Correlation Between NXT and PAY
Can any of the company-specific risk be diversified away by investing in both NXT and PAY at the same time? Although using a correlation coefficient on its own may not help to predict future stock returns, this module helps to understand the diversifiable risk of combining NXT and PAY into the same portfolio, which is an essential part of the fundamental portfolio management process.
By analyzing existing cross correlation between NXT and PAY, you can compare the effects of market volatilities on NXT and PAY and check how they will diversify away market risk if combined in the same portfolio for a given time horizon. You can also utilize pair trading strategies of matching a long position in NXT with a short position of PAY. Check out your portfolio center. Please also check ongoing floating volatility patterns of NXT and PAY.
Diversification Opportunities for NXT and PAY
Significant diversification
The 3 months correlation between NXT and PAY is 0.08. Overlapping area represents the amount of risk that can be diversified away by holding NXT and PAY in the same portfolio, assuming nothing else is changed. The correlation between historical prices or returns on PAY and NXT is a relative statistical measure of the degree to which these equity instruments tend to move together. The correlation coefficient measures the extent to which returns on NXT are associated (or correlated) with PAY. Values of the correlation coefficient range from -1 to +1, where. The correlation of zero (0) is possible when the price movement of PAY has no effect on the direction of NXT i.e., NXT and PAY go up and down completely randomly.
Pair Corralation between NXT and PAY
Assuming the 90 days trading horizon NXT is expected to generate 0.67 times more return on investment than PAY. However, NXT is 1.48 times less risky than PAY. It trades about 0.29 of its potential returns per unit of risk. PAY is currently generating about 0.16 per unit of risk. If you would invest 0.07 in NXT on August 30, 2024 and sell it today you would earn a total of 0.02 from holding NXT or generate 29.05% return on investment over 90 days.

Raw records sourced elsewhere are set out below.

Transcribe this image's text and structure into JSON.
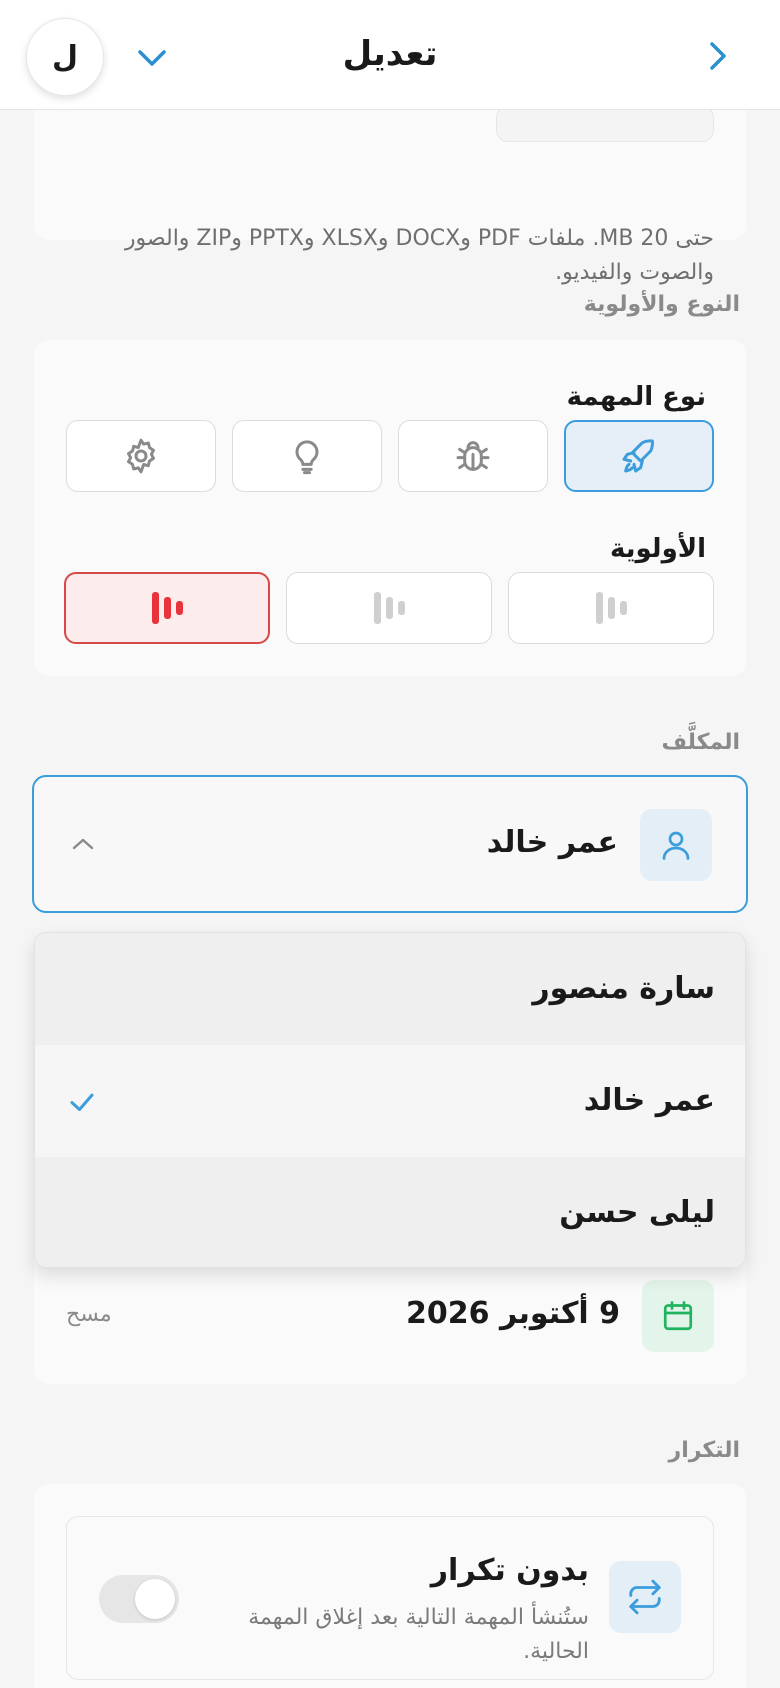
{
  "header": {
    "title": "تعديل",
    "avatar_initial": "ل"
  },
  "attachments": {
    "hint_line1": "حتى 20 MB. ملفات PDF وDOCX وXLSX وPPTX وZIP والصور",
    "hint_line2": "والصوت والفيديو."
  },
  "type_priority": {
    "section_label": "النوع والأولوية",
    "type_label": "نوع المهمة",
    "types": [
      {
        "icon": "rocket-icon",
        "selected": true
      },
      {
        "icon": "bug-icon",
        "selected": false
      },
      {
        "icon": "lightbulb-icon",
        "selected": false
      },
      {
        "icon": "gear-icon",
        "selected": false
      }
    ],
    "priority_label": "الأولوية",
    "priorities": [
      {
        "level": "low",
        "selected": false
      },
      {
        "level": "medium",
        "selected": false
      },
      {
        "level": "high",
        "selected": true
      }
    ]
  },
  "assignee": {
    "section_label": "المكلَّف",
    "selected_name": "عمر خالد",
    "options": [
      {
        "name": "سارة منصور",
        "selected": false
      },
      {
        "name": "عمر خالد",
        "selected": true
      },
      {
        "name": "ليلى حسن",
        "selected": false
      }
    ]
  },
  "due_date": {
    "value": "9 أكتوبر 2026",
    "clear_label": "مسح"
  },
  "repeat": {
    "section_label": "التكرار",
    "title": "بدون تكرار",
    "description": "ستُنشأ المهمة التالية بعد إغلاق المهمة الحالية.",
    "enabled": false
  },
  "colors": {
    "accent": "#3b9ddb",
    "priority_high": "#e8323c",
    "calendar_green": "#22b35e"
  }
}
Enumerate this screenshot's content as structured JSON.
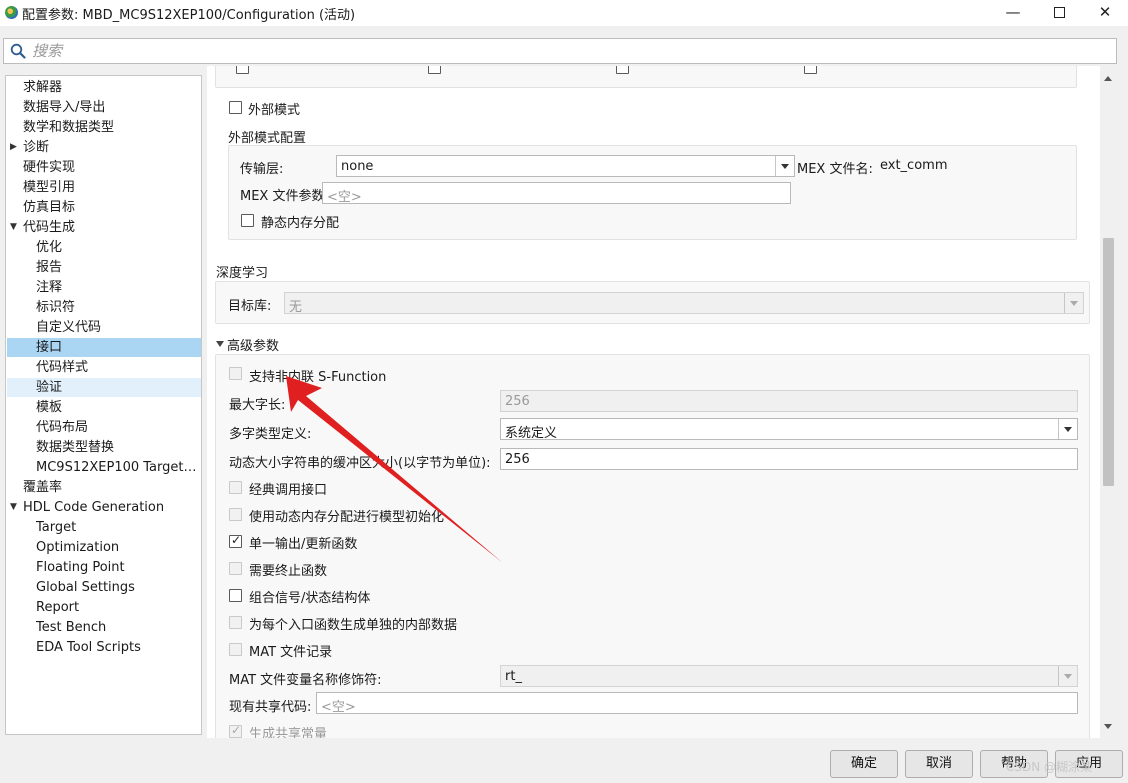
{
  "window": {
    "title": "配置参数: MBD_MC9S12XEP100/Configuration (活动)"
  },
  "search": {
    "placeholder": "搜索"
  },
  "tree": {
    "items": [
      {
        "label": "求解器"
      },
      {
        "label": "数据导入/导出"
      },
      {
        "label": "数学和数据类型"
      },
      {
        "label": "诊断",
        "expander": "collapsed"
      },
      {
        "label": "硬件实现"
      },
      {
        "label": "模型引用"
      },
      {
        "label": "仿真目标"
      },
      {
        "label": "代码生成",
        "expander": "expanded"
      },
      {
        "label": "优化"
      },
      {
        "label": "报告"
      },
      {
        "label": "注释"
      },
      {
        "label": "标识符"
      },
      {
        "label": "自定义代码"
      },
      {
        "label": "接口",
        "state": "selected"
      },
      {
        "label": "代码样式"
      },
      {
        "label": "验证",
        "state": "hover"
      },
      {
        "label": "模板"
      },
      {
        "label": "代码布局"
      },
      {
        "label": "数据类型替换"
      },
      {
        "label": "MC9S12XEP100 Target ..."
      },
      {
        "label": "覆盖率"
      },
      {
        "label": "HDL Code Generation",
        "expander": "expanded"
      },
      {
        "label": "Target"
      },
      {
        "label": "Optimization"
      },
      {
        "label": "Floating Point"
      },
      {
        "label": "Global Settings"
      },
      {
        "label": "Report"
      },
      {
        "label": "Test Bench"
      },
      {
        "label": "EDA Tool Scripts"
      }
    ]
  },
  "external_mode": {
    "checkbox_label": "外部模式",
    "checked": false,
    "config_title": "外部模式配置",
    "transport_label": "传输层:",
    "transport_value": "none",
    "mex_name_label": "MEX 文件名:",
    "mex_name_value": "ext_comm",
    "mex_args_label": "MEX 文件参数:",
    "mex_args_placeholder": "<空>",
    "static_mem_label": "静态内存分配",
    "static_mem_checked": false
  },
  "deep_learning": {
    "title": "深度学习",
    "target_lib_label": "目标库:",
    "target_lib_value": "无"
  },
  "advanced": {
    "title": "高级参数",
    "support_sfunc_label": "支持非内联 S-Function",
    "max_ident_label": "最大字长:",
    "max_ident_value": "256",
    "multiword_label": "多字类型定义:",
    "multiword_value": "系统定义",
    "dyn_buf_label": "动态大小字符串的缓冲区大小(以字节为单位):",
    "dyn_buf_value": "256",
    "classic_iface_label": "经典调用接口",
    "dyn_mem_init_label": "使用动态内存分配进行模型初始化",
    "single_output_label": "单一输出/更新函数",
    "single_output_checked": true,
    "terminate_label": "需要终止函数",
    "combine_label": "组合信号/状态结构体",
    "combine_checked": false,
    "per_entry_label": "为每个入口函数生成单独的内部数据",
    "mat_logging_label": "MAT 文件记录",
    "mat_var_label": "MAT 文件变量名称修饰符:",
    "mat_var_value": "rt_",
    "shared_code_label": "现有共享代码:",
    "shared_code_placeholder": "<空>",
    "shared_const_label": "生成共享常量",
    "shared_const_checked": true
  },
  "buttons": {
    "ok": "确定",
    "cancel": "取消",
    "help": "帮助",
    "apply": "应用"
  },
  "watermark": "CSDN @糊涂某",
  "colors": {
    "selected": "#aad5f3",
    "hover": "#e1f0fb",
    "annotation_arrow": "#e02020"
  }
}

Time Period | 3 Months [change] |
Direction | Moves Together |
Strength | Insignificant |
Accuracy | 100.0% |
Values | Daily Returns |
NXT vs. PAY
Performance |
Timeline |
NXT |
PAY |
NXT and PAY Volatility Contrast
Predicted Return Density |
Returns |
Pair Trading with NXT and PAY
The main advantage of trading using opposite NXT and PAY positions is that it hedges away some unsystematic risk. Because of two separate transactions, even if NXT position performs unexpectedly, PAY can make up some of the losses. Pair trading also minimizes risk from directional movements in the market. For example, if an entire industry or sector drops because of unexpected headlines, the short position in PAY will offset losses from the drop in PAY's long position.The idea behind NXT and PAY pairs trading is to make the combined position market-neutral, meaning the overall market's direction will not affect its win or loss (or potential downside or upside). This can be achieved by designing a pairs trade with two highly correlated stocks or equities that operate in a similar space or sector, making it possible to obtain profits through simple and relatively low-risk investment.Check out your portfolio center.Note that this page's information should be used as a complementary analysis to find the right mix of equity instruments to add to your existing portfolios or create a brand new portfolio. You can also try the Instant Ratings module to determine any equity ratings based on digital recommendations. Macroaxis instant equity ratings are based on combination of fundamental analysis and risk-adjusted market performance.